On Jan 25, 2008 5:34 PM, Brian Salter-Duke b_duke@bigpond.net.au wrote:
On Tue, Jan 22, 2008 at 05:52:52PM -0700, Todd Allen wrote:
As to determining reliability, this is a solved question. Nature and Science are reliable sources. The Weekly World News is not. The New York Times is a reliable source. A tabloid sensationalist rag is not. In some cases there might be an edge case, but in most cases we can use simple metrics. Is the source widely regarded as reliable? Is it written, peer-reviewed, editorially controlled, and/or fact-checked by professionals? Is it cited by other sources known to be reliable? Again, we let others decide, we don't need to do so ourselves, and we -shouldn't- be doing so ourselves.
The above is, in my opinion very over-simplified. It is also subjective. Yes, we can recognise really good reliable sources and really bad reliable sources, but most of the time we are in the middle.
Further, isn't the source supposed to be reliable in the context of the fact that's being cited?
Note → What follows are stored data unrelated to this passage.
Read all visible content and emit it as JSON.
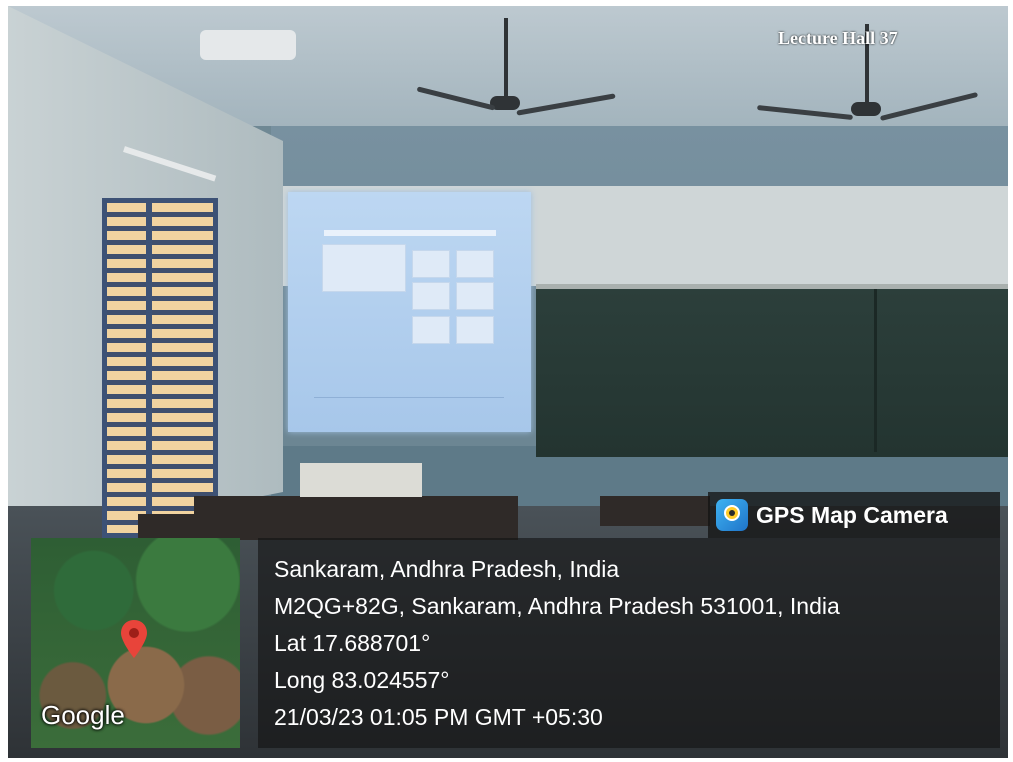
{
  "photo": {
    "room_label": "Lecture Hall 37"
  },
  "overlay": {
    "brand": {
      "icon": "gps-map-camera-icon",
      "label": "GPS Map Camera"
    },
    "map": {
      "marker_icon": "map-pin-icon",
      "attribution": "Google"
    },
    "location": {
      "place": "Sankaram, Andhra Pradesh, India",
      "address": "M2QG+82G, Sankaram, Andhra Pradesh 531001, India",
      "latitude": "Lat 17.688701°",
      "longitude": "Long 83.024557°",
      "timestamp": "21/03/23 01:05 PM GMT +05:30"
    }
  }
}
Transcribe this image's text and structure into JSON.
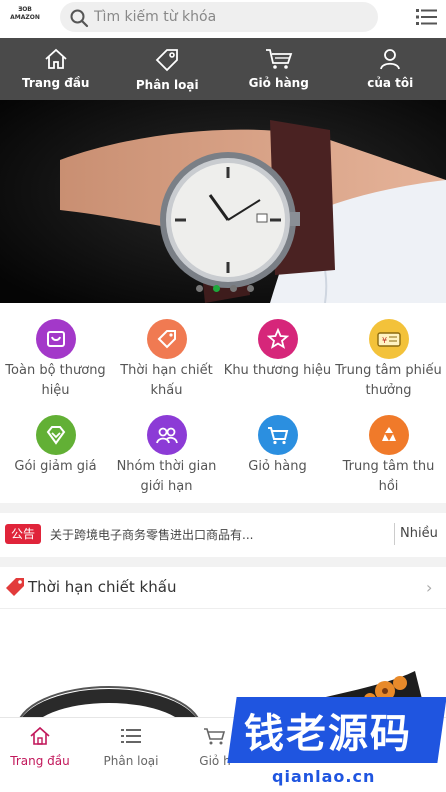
{
  "header": {
    "logo_lines": [
      "ƎOB",
      "AMAZON"
    ],
    "search_placeholder": "Tìm kiếm từ khóa"
  },
  "top_nav": [
    {
      "label": "Trang đầu",
      "icon": "home-icon"
    },
    {
      "label": "Phân loại",
      "icon": "tag-icon"
    },
    {
      "label": "Giỏ hàng",
      "icon": "cart-icon"
    },
    {
      "label": "của tôi",
      "icon": "user-icon"
    }
  ],
  "banner": {
    "slide_count": 4,
    "active_slide": 2
  },
  "categories": [
    {
      "label": "Toàn bộ thương hiệu",
      "icon": "bag-icon",
      "color": "#a338c9"
    },
    {
      "label": "Thời hạn chiết khấu",
      "icon": "price-tag-icon",
      "color": "#f07a52"
    },
    {
      "label": "Khu thương hiệu",
      "icon": "star-icon",
      "color": "#d6267a"
    },
    {
      "label": "Trung tâm phiếu thưởng",
      "icon": "coupon-icon",
      "color": "#f3c23a"
    },
    {
      "label": "Gói giảm giá",
      "icon": "diamond-icon",
      "color": "#62b035"
    },
    {
      "label": "Nhóm thời gian giới hạn",
      "icon": "group-icon",
      "color": "#8c3bd6"
    },
    {
      "label": "Giỏ hàng",
      "icon": "cart-icon",
      "color": "#2b8fe0"
    },
    {
      "label": "Trung tâm thu hồi",
      "icon": "recycle-icon",
      "color": "#f07a2a"
    }
  ],
  "announcement": {
    "tag": "公告",
    "text": "关于跨境电子商务零售进出口商品有...",
    "more": "Nhiều"
  },
  "discount_section": {
    "title": "Thời hạn chiết khấu",
    "chevron": "›"
  },
  "bottom_tabs": [
    {
      "label": "Trang đầu",
      "icon": "home-icon",
      "active": true
    },
    {
      "label": "Phân loại",
      "icon": "list-icon",
      "active": false
    },
    {
      "label": "Giỏ h",
      "icon": "cart-icon",
      "active": false
    }
  ],
  "watermark": {
    "big": "钱老源码",
    "small": "qianlao.cn"
  },
  "colors": {
    "accent": "#c2185b",
    "dark_nav": "#4a4a4a",
    "announce_tag": "#e0243a",
    "watermark_blue": "#1f55e0"
  }
}
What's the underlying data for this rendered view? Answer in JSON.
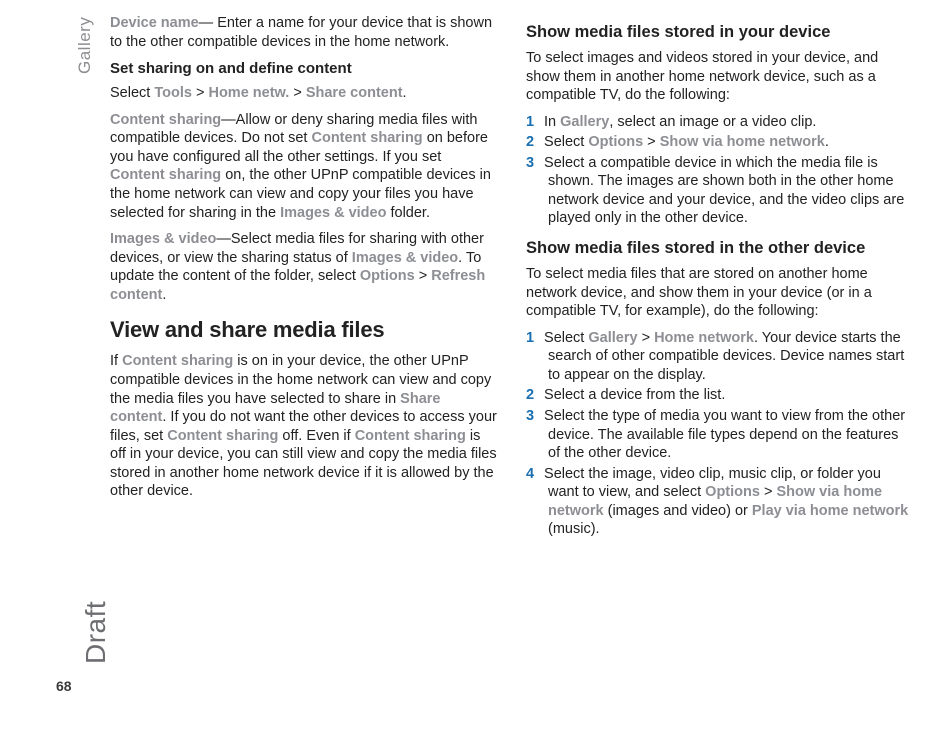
{
  "margin": {
    "section": "Gallery",
    "draft": "Draft",
    "page": "68"
  },
  "left": {
    "p1_term": "Device name",
    "p1_rest": "— Enter a name for your device that is shown to the other compatible devices in the home network.",
    "h_sub1": "Set sharing on and define content",
    "p2_a": "Select ",
    "p2_tools": "Tools",
    "p2_gt1": " > ",
    "p2_home": "Home netw.",
    "p2_gt2": " > ",
    "p2_share": "Share content",
    "p2_end": ".",
    "p3_term": "Content sharing",
    "p3_a": "—Allow or deny sharing media files with compatible devices. Do not set ",
    "p3_cs1": "Content sharing",
    "p3_b": " on before you have configured all the other settings. If you set ",
    "p3_cs2": "Content sharing",
    "p3_c": " on, the other UPnP compatible devices in the home network can view and copy your files you have selected for sharing in the ",
    "p3_iv": "Images & video",
    "p3_d": " folder.",
    "p4_term": "Images & video",
    "p4_a": "—Select media files for sharing with other devices, or view the sharing status of ",
    "p4_iv": "Images & video",
    "p4_b": ". To update the content of the folder, select ",
    "p4_opt": "Options",
    "p4_gt": " > ",
    "p4_ref": "Refresh content",
    "p4_end": ".",
    "h_main": "View and share media files",
    "p5_a": "If ",
    "p5_cs1": "Content sharing",
    "p5_b": " is on in your device, the other UPnP compatible devices in the home network can view and copy the media files you have selected to share in ",
    "p5_sc": "Share content",
    "p5_c": ". If you do not want the other devices to access your files, set ",
    "p5_cs2": "Content sharing",
    "p5_d": " off. Even if ",
    "p5_cs3": "Content sharing",
    "p5_e": " is off in your device, you can still view and copy the media files stored in another home network device if it is allowed by the other device."
  },
  "right": {
    "h_mid1": "Show media files stored in your device",
    "p1": "To select images and videos stored in your device, and show them in another home network device, such as a compatible TV, do the following:",
    "s1": {
      "n1": "1",
      "t1a": "In ",
      "t1g": "Gallery",
      "t1b": ", select an image or a video clip.",
      "n2": "2",
      "t2a": "Select ",
      "t2o": "Options",
      "t2gt": " > ",
      "t2s": "Show via home network",
      "t2end": ".",
      "n3": "3",
      "t3": "Select a compatible device in which the media file is shown. The images are shown both in the other home network device and your device, and the video clips are played only in the other device."
    },
    "h_mid2": "Show media files stored in the other device",
    "p2": "To select media files that are stored on another home network device, and show them in your device (or in a compatible TV, for example), do the following:",
    "s2": {
      "n1": "1",
      "t1a": "Select ",
      "t1g": "Gallery",
      "t1gt": " > ",
      "t1h": "Home network",
      "t1b": ". Your device starts the search of other compatible devices. Device names start to appear on the display.",
      "n2": "2",
      "t2": "Select a device from the list.",
      "n3": "3",
      "t3": "Select the type of media you want to view from the other device. The available file types depend on the features of the other device.",
      "n4": "4",
      "t4a": "Select the image, video clip, music clip, or folder you want to view, and select ",
      "t4o": "Options",
      "t4gt": " > ",
      "t4s": "Show via home network",
      "t4b": " (images and video) or ",
      "t4p": "Play via home network",
      "t4c": " (music)."
    }
  }
}
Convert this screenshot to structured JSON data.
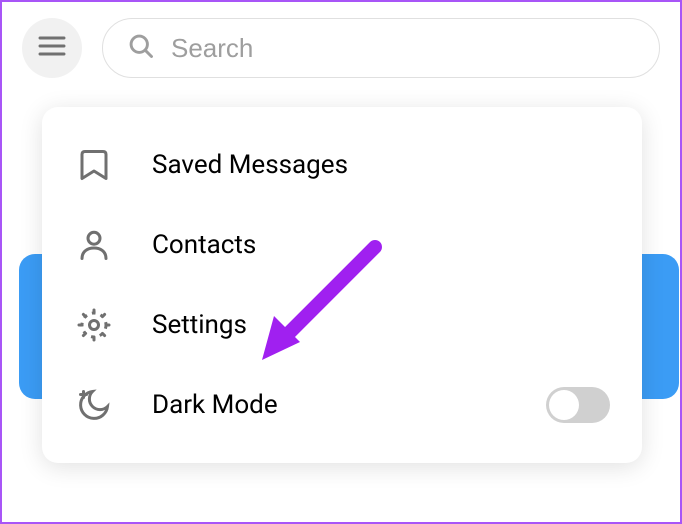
{
  "search": {
    "placeholder": "Search"
  },
  "menu": {
    "items": [
      {
        "label": "Saved Messages"
      },
      {
        "label": "Contacts"
      },
      {
        "label": "Settings"
      },
      {
        "label": "Dark Mode"
      }
    ]
  },
  "dark_mode": {
    "enabled": false
  },
  "annotation": {
    "color": "#a020f0",
    "target": "settings"
  }
}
I can't find that specifically said anywhere in the guidelines, but I always assumed that was the case. Plenty of sources are reliable on some subjects, but not reliable at all on others.
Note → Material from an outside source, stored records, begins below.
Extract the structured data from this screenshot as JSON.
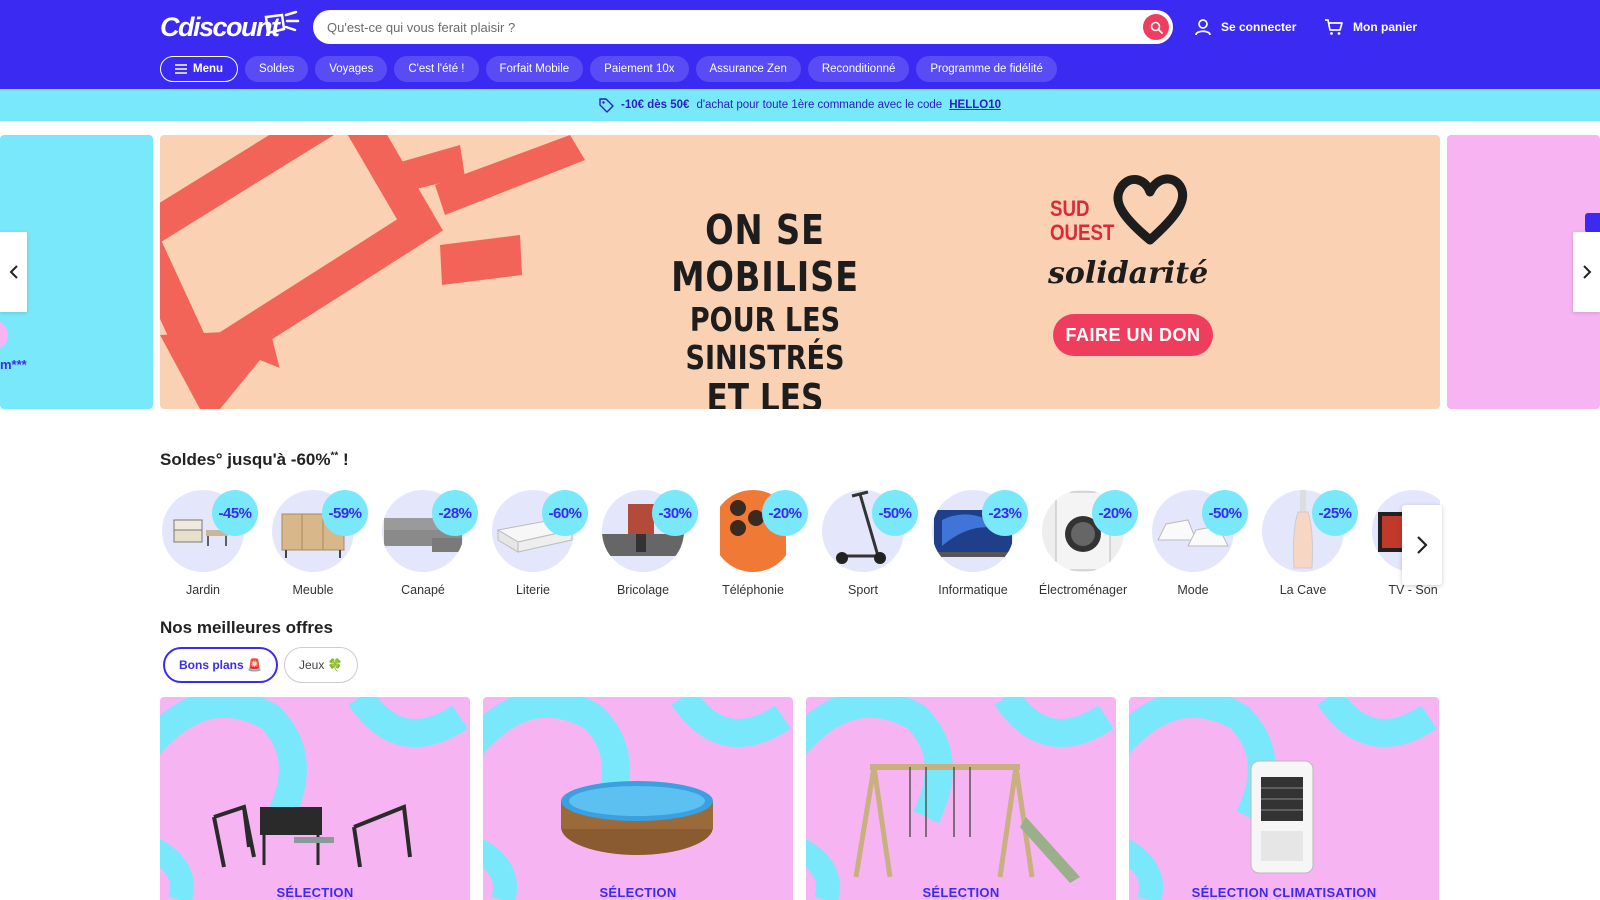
{
  "header": {
    "logo_text": "Cdiscount",
    "search_placeholder": "Qu'est-ce qui vous ferait plaisir ?",
    "login_label": "Se connecter",
    "cart_label": "Mon panier"
  },
  "nav": {
    "menu_label": "Menu",
    "items": [
      "Soldes",
      "Voyages",
      "C'est l'été !",
      "Forfait Mobile",
      "Paiement 10x",
      "Assurance Zen",
      "Reconditionné",
      "Programme de fidélité"
    ]
  },
  "promo": {
    "bold": "-10€ dès 50€",
    "text": "d'achat pour toute 1ère commande avec le code",
    "code": "HELLO10"
  },
  "banner": {
    "line1": "ON SE MOBILISE",
    "line2": "POUR LES SINISTRÉS",
    "line3": "ET LES POMPIERS",
    "brand_sud": "SUD",
    "brand_ouest": "OUEST",
    "brand_solidarite": "solidarité",
    "cta": "FAIRE UN DON",
    "left_peek_text": "m***"
  },
  "soldes": {
    "title_main": "Soldes° jusqu'à -60%",
    "title_sup": "**",
    "title_end": " !",
    "categories": [
      {
        "label": "Jardin",
        "discount": "-45%"
      },
      {
        "label": "Meuble",
        "discount": "-59%"
      },
      {
        "label": "Canapé",
        "discount": "-28%"
      },
      {
        "label": "Literie",
        "discount": "-60%"
      },
      {
        "label": "Bricolage",
        "discount": "-30%"
      },
      {
        "label": "Téléphonie",
        "discount": "-20%"
      },
      {
        "label": "Sport",
        "discount": "-50%"
      },
      {
        "label": "Informatique",
        "discount": "-23%"
      },
      {
        "label": "Électroménager",
        "discount": "-20%"
      },
      {
        "label": "Mode",
        "discount": "-50%"
      },
      {
        "label": "La Cave",
        "discount": "-25%"
      },
      {
        "label": "TV - Son",
        "discount": ""
      }
    ]
  },
  "offers": {
    "title": "Nos meilleures offres",
    "tabs": [
      {
        "label": "Bons plans",
        "emoji": "🚨"
      },
      {
        "label": "Jeux",
        "emoji": "🍀"
      }
    ],
    "cards": [
      "SÉLECTION",
      "SÉLECTION",
      "SÉLECTION",
      "SÉLECTION CLIMATISATION"
    ]
  },
  "colors": {
    "brand_blue": "#3b2bf2",
    "cyan": "#7ae8fb",
    "pink": "#f7b4f2",
    "coral": "#f26457",
    "search_red": "#ef3e5d"
  }
}
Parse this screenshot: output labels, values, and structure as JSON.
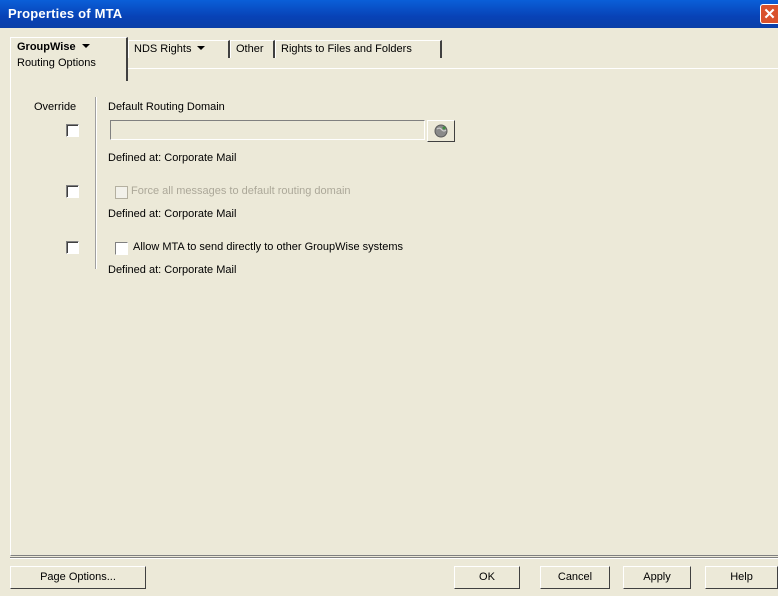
{
  "window": {
    "title": "Properties of MTA",
    "close_glyph": "✕"
  },
  "tabs": [
    {
      "label": "GroupWise",
      "dropdown": true,
      "active": true,
      "subtab": "Routing Options"
    },
    {
      "label": "NDS Rights",
      "dropdown": true
    },
    {
      "label": "Other",
      "dropdown": false
    },
    {
      "label": "Rights to Files and Folders",
      "dropdown": false
    }
  ],
  "form": {
    "override_label": "Override",
    "default_routing_domain": {
      "label": "Default Routing Domain",
      "value": "",
      "defined_at": "Defined at: Corporate Mail",
      "browse_icon": "browse-globe-icon"
    },
    "force_messages": {
      "label": "Force all messages to default routing domain",
      "checked": false,
      "enabled": false,
      "defined_at": "Defined at: Corporate Mail"
    },
    "allow_mta": {
      "label": "Allow MTA to send directly to other GroupWise systems",
      "checked": false,
      "enabled": true,
      "defined_at": "Defined at: Corporate Mail"
    }
  },
  "footer": {
    "page_options": "Page Options...",
    "ok": "OK",
    "cancel": "Cancel",
    "apply": "Apply",
    "help": "Help"
  },
  "colors": {
    "titlebar": "#0842b6",
    "close": "#d9512c",
    "dialog_bg": "#ece9d8"
  }
}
Even then, I think I'd have to question the reliability of at least one source listed above - the New York Times. I'm not sure a daily newspaper can ever be a particularly reliable source, at least not for every single topic it writes about. I'd put the New York Times in that middle you were talking about, though probably in the "good" part of the middle section (at least if you include all the retractions).
In the end, I don't think you can apply a mechanical method to determining what's true and what's false (at least not practically, let's ignore the philosophical implications of the Church-Turing thesis for a moment). I think this is why it's essential to always sanity-check rules with practicality. In terms of deletion debates, I'd define the practical question as "what result should be provided to someone who types 'whatever' into the search box and hits 'go'".